I dove into the sheets and bedspread aisle to hide my chuckles, Aden following. We then found Daniel in the toy section, comfortably loaded up with puzzles and Hot Wheels.

"I've got everything!" He announced cheerfully.

"Did you buy for your Dad and your brother?"

"Nope. I spent all my money on me!"

And thus the pickle of Christmas.  How do we teach them to love giving, when - in a child' eyes - it's all about getting?  I know one thing, the secret's not in the aisles of Target, though you can find just about anything else.

Wednesday, December 6, 2017

Art Therapy

Met with several friends last night in the basement art studio of a neighborhood artist to drink wine and make art. Though focused mightily on making water colors behave, we had a chance to laugh and admit to the tons of various stressors affecting us. We joked about having to avoid news at this time since holiday stress + national / world news = meltdown.  Each had a different tactic for staying sane, and I offer the tactics below.

Avoid television news at all costs. If you must stay updated, start the morning with NPR or other news radio, then gradually move down the preset list to sports, jazz, or pop as desired. When even those options start to grate on the nerves, find COSI 101 and it's non-stop Christmas music.  Also, make time to exercise and sleep. Go to bed as early as possible (the dark evenings make it easier, if we can find time). Help other people. Stick to the basics. Laugh. Be creative.

I left with a semi-respectable water color of a succulent, which I duly showed off to Rob and the kids. It has little artistic merit, but as therapy it was divine.


Monday, December 4, 2017

Still Shopping?

Now we're past the named days but into the season of advent and the "twelve days of deals." The mixed messages of faith and consumerism: "wait patiently" vs. "shop now!" What a strange holiday we have wrought over the years, from Norman Rockwell fireside scenes to frenzied store lines or manic typing away at keyboards.

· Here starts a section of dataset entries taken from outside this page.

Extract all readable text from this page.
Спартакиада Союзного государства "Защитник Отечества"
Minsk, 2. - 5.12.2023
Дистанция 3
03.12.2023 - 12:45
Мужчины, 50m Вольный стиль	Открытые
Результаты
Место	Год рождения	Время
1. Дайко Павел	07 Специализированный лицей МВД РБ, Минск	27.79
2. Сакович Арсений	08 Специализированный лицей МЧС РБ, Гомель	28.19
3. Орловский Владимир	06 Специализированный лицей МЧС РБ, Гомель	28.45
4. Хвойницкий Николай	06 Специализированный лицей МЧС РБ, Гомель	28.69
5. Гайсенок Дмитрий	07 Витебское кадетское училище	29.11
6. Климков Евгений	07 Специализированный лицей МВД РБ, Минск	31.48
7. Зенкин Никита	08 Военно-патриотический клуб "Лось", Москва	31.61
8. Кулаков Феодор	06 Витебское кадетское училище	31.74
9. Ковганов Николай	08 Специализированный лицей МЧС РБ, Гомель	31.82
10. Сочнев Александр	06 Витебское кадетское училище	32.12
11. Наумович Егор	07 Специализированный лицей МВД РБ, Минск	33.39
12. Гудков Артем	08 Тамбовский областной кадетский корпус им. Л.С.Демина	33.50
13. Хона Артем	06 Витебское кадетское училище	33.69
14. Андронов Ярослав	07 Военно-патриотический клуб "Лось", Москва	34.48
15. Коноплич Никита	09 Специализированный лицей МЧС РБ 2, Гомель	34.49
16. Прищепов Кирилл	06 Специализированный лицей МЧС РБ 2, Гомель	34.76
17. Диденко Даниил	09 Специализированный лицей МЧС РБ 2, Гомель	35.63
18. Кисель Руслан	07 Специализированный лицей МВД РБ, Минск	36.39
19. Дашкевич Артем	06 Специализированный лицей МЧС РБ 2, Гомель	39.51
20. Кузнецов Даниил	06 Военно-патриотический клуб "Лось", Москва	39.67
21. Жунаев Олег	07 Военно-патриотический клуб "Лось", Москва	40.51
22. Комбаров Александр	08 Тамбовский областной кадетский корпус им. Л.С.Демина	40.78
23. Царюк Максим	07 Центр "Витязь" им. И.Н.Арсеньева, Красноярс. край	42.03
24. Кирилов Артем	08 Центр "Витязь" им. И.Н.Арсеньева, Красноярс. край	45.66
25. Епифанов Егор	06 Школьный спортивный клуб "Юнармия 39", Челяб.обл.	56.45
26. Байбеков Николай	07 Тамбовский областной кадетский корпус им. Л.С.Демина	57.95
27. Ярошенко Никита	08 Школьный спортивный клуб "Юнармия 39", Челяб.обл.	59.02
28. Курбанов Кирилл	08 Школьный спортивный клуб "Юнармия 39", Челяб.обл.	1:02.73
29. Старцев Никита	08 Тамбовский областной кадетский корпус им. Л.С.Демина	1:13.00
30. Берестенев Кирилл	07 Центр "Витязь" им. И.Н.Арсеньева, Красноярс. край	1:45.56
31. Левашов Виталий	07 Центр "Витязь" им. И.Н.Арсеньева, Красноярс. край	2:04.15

Over the weekend, in between sport practices and temper tantrums, we put up a live tree. We haven't had one in three years due to traveling the past two Christmases. The kids were delighted, and Aden proved to be a master of patience with the lights, one strand of which was a bum deal. We didn't realize the problem until all strands were on the tree, of course, but I let her take charge of the re-do and all ended well.  We enjoyed pulling out all of our old ornaments and reliving the memories, from my kindergarten crafts to Rob's angel from his great-grandmother, to the nursery school successes of our kids to souvenir baubles from Costa Rica. I found myself in tears several times at the speed of the passing years, and had to hide my face in the curious cats before I exasperated the kids.

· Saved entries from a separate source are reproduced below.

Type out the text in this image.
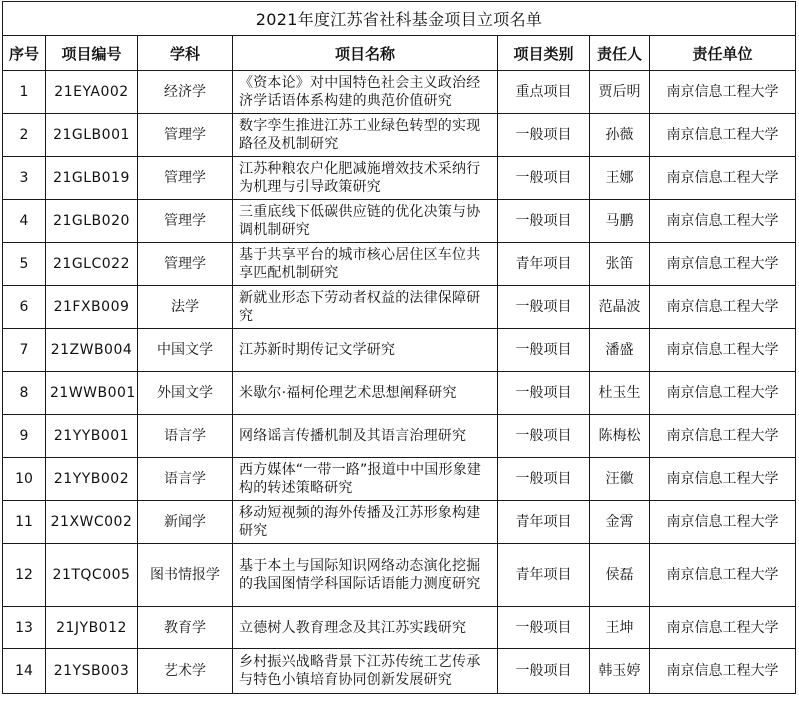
2021年度江苏省社科基金项目立项名单						
序号	项目编号	学科	项目名称	项目类别	责任人	责任单位
1	21EYA002	经济学	《资本论》对中国特色社会主义政治经济学话语体系构建的典范价值研究	重点项目	贾后明	南京信息工程大学
2	21GLB001	管理学	数字孪生推进江苏工业绿色转型的实现路径及机制研究	一般项目	孙薇	南京信息工程大学
3	21GLB019	管理学	江苏种粮农户化肥减施增效技术采纳行为机理与引导政策研究	一般项目	王娜	南京信息工程大学
4	21GLB020	管理学	三重底线下低碳供应链的优化决策与协调机制研究	一般项目	马鹏	南京信息工程大学
5	21GLC022	管理学	基于共享平台的城市核心居住区车位共享匹配机制研究	青年项目	张笛	南京信息工程大学
6	21FXB009	法学	新就业形态下劳动者权益的法律保障研究	一般项目	范晶波	南京信息工程大学
7	21ZWB004	中国文学	江苏新时期传记文学研究	一般项目	潘盛	南京信息工程大学
8	21WWB001	外国文学	米歇尔·福柯伦理艺术思想阐释研究	一般项目	杜玉生	南京信息工程大学
9	21YYB001	语言学	网络谣言传播机制及其语言治理研究	一般项目	陈梅松	南京信息工程大学
10	21YYB002	语言学	西方媒体“一带一路”报道中中国形象建构的转述策略研究	一般项目	汪徽	南京信息工程大学
11	21XWC002	新闻学	移动短视频的海外传播及江苏形象构建研究	青年项目	金霄	南京信息工程大学
12	21TQC005	图书情报学	基于本土与国际知识网络动态演化挖掘的我国图情学科国际话语能力测度研究	青年项目	侯磊	南京信息工程大学
13	21JYB012	教育学	立德树人教育理念及其江苏实践研究	一般项目	王坤	南京信息工程大学
14	21YSB003	艺术学	乡村振兴战略背景下江苏传统工艺传承与特色小镇培育协同创新发展研究	一般项目	韩玉婷	南京信息工程大学
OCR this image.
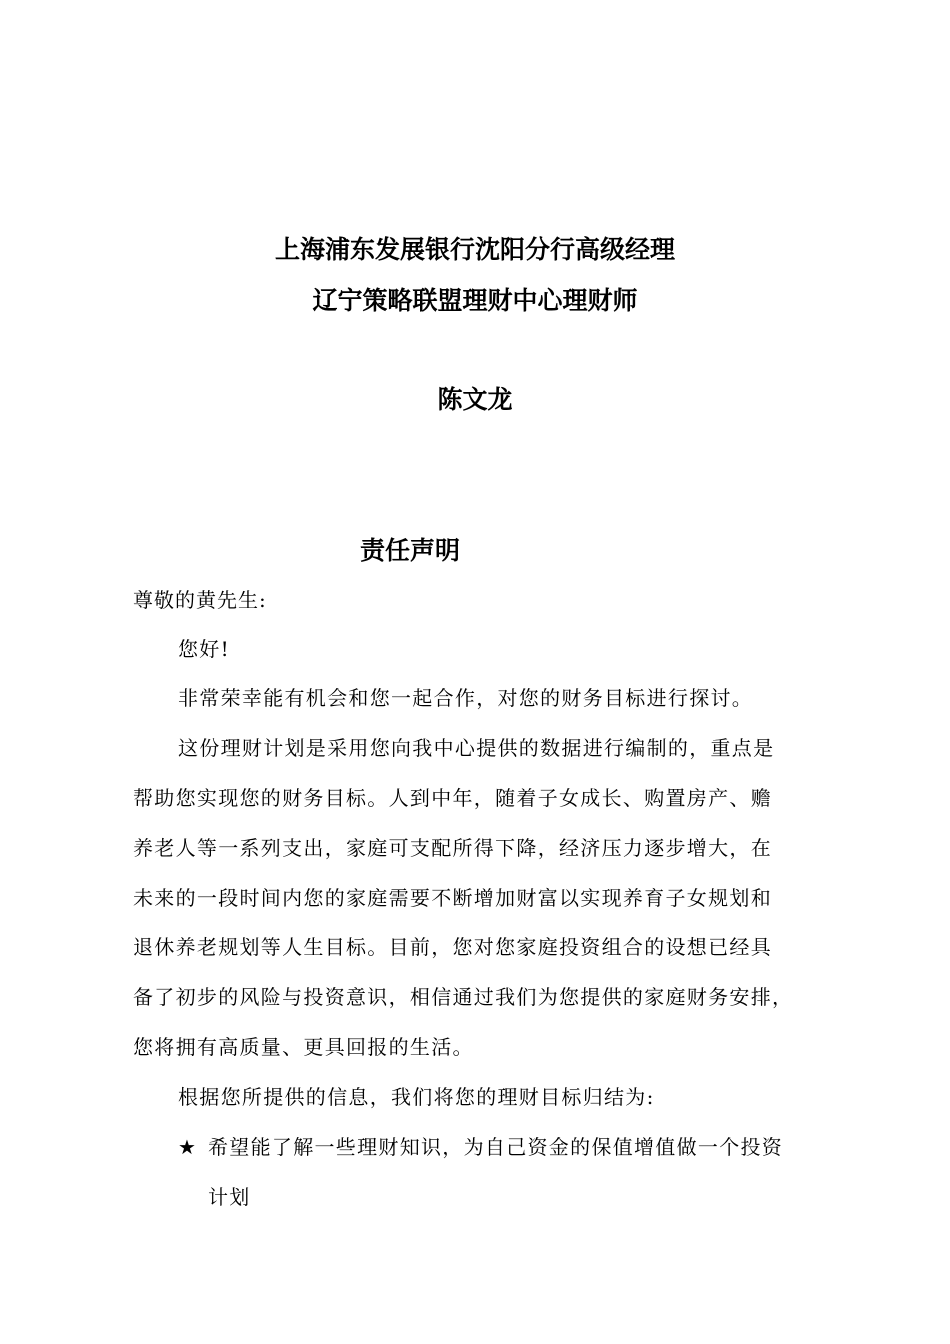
上海浦东发展银行沈阳分行高级经理
辽宁策略联盟理财中心理财师
陈文龙
责任声明
尊敬的黄先生:
您好!
非常荣幸能有机会和您一起合作，对您的财务目标进行探讨。
这份理财计划是采用您向我中心提供的数据进行编制的，重点是
帮助您实现您的财务目标。人到中年，随着子女成长、购置房产、赡
养老人等一系列支出，家庭可支配所得下降，经济压力逐步增大，在
未来的一段时间内您的家庭需要不断增加财富以实现养育子女规划和
退休养老规划等人生目标。目前，您对您家庭投资组合的设想已经具
备了初步的风险与投资意识，相信通过我们为您提供的家庭财务安排，
您将拥有高质量、更具回报的生活。
根据您所提供的信息，我们将您的理财目标归结为:
★ 希望能了解一些理财知识，为自己资金的保值增值做一个投资
计划
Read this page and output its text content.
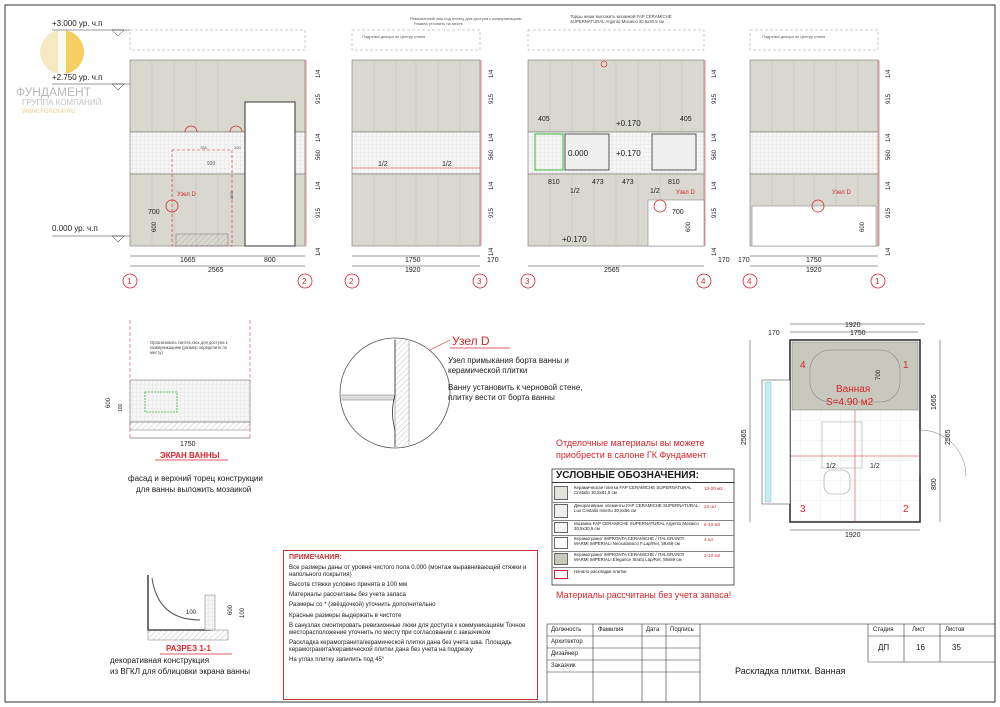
ФУНДАМЕНТ
ГРУППА КОМПАНИЙ
WWW.FGROUP.RU
+3.000 ур. ч.п
+2.750 ур. ч.п
0.000 ур. ч.п
Узел D
700
600
785
920
100
1800
1665	800
2565
1	2
1/4
915
1/4
560
1/4
915
1/4
Подрезка декора по центру стены
1/2	1/2
1750
1920
170
2	3
1/4
915
1/4
560
1/4
915
1/4
Ревизионный люк под плитку для доступа к коммуникациям
Размер уточнить на месте
Торцы ниши выложить мозаикой FAP CERAMICHE SUPERNATURAL Argento Mosaico 30,5x30,5 см
405	405
+0.170
0.000	+0.170
+0.170
810	473	473	810
1/2	1/2	Узел D
700
600
2565
170
3	4
1/4
915
1/4
560
1/4
915
1/4
Подрезка декора по центру стены
Узел D
600
1750
1920
170
4	1
1/4
915
1/4
560
1/4
915
1/4
Организовать сантех.люк для доступа к коммуникациям (размер определить по месту)
600 100
1750
ЭКРАН ВАННЫ
фасад и верхний торец конструкции
для ванны выложить мозаикой
Узел D
Узел примыкания борта ванны и
керамической плитки
Ванну установить к черновой стене,
плитку вести от борта ванны
100	600 100
РАЗРЕЗ 1-1
декоративная конструкция
из ВГКЛ для облицовки экрана ванны
1920
1750
170
Ванная
S=4.90 м2
1/2	1/2
700
4	1
3	2
2565	2565
1665
800
1920
Отделочные материалы вы можете
приобрести в салоне ГК Фундамент
Материалы рассчитаны без учета запаса!
ПРИМЕЧАНИЯ:

Все размеры даны от уровня чистого пола 0.000 (монтаж выравнивающей стяжки и напольного покрытия)

Высота стяжки условно принята в 100 мм

Материалы рассчитаны без учета запаса

Размеры со * (звёздочкой) уточнить дополнительно

Красные размеры выдержать в чистоте

В санузлах смонтировать ревизионные люки для доступа к коммуникациям Точное месторасположение уточнить по месту при согласовании с заказчиком

Раскладка керамогранита/керамической плитки дана без учета шва. Площадь керамогранита/керамической плитки дана без учета на подрезку

На углах плитку запилить под 45°

УСЛОВНЫЕ ОБОЗНАЧЕНИЯ:
Керамическая плитка FAP CERAMICHE SUPERNATURAL Cristallo 30,5x91,5 см
13-20 м2
Декоративные элементы FAP CERAMICHE SUPERNATURAL Lux Cristallo Inserto 30,5x56 см
23 шт
Мозаика FAP CERAMICHE SUPERNATURAL Argento Mosaico 30,5x30,5 см
6-10 м2
Керамогранит IMPRONTA CERAMICHE / ITALGRANITI MARMI IMPERIALI Neocalassico F.Lap/Ret. 59x59 см
4 шт
Керамогранит IMPRONTA CERAMICHE / ITALGRANITI MARMI IMPERIALI Elegance Strato Lap/Ret. 59x59 см
3-10 м2
Начало раскладки плитки
Должность	Фамилия	Дата Подпись
Архитектор
Дизайнер
Заказчик
Стадия	Лист	Листов
ДП	16	35
Раскладка плитки. Ванная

My kids surprised me by calling for silver icicle tinsel to top off the tree. My parents always decorated our childhood trees with the flimsy, floating stuff, which catches light in beautiful and mysterious ways but also migrates all over the house and sticks to kids, cats and carpet. For the latter reasons, I've never had it for our trees, but I was tickled yesterday when they asked me to buy some. I'll take a throwback to the old magic any time I can get it, though I can promise we'll still be finding tinsel come Easter.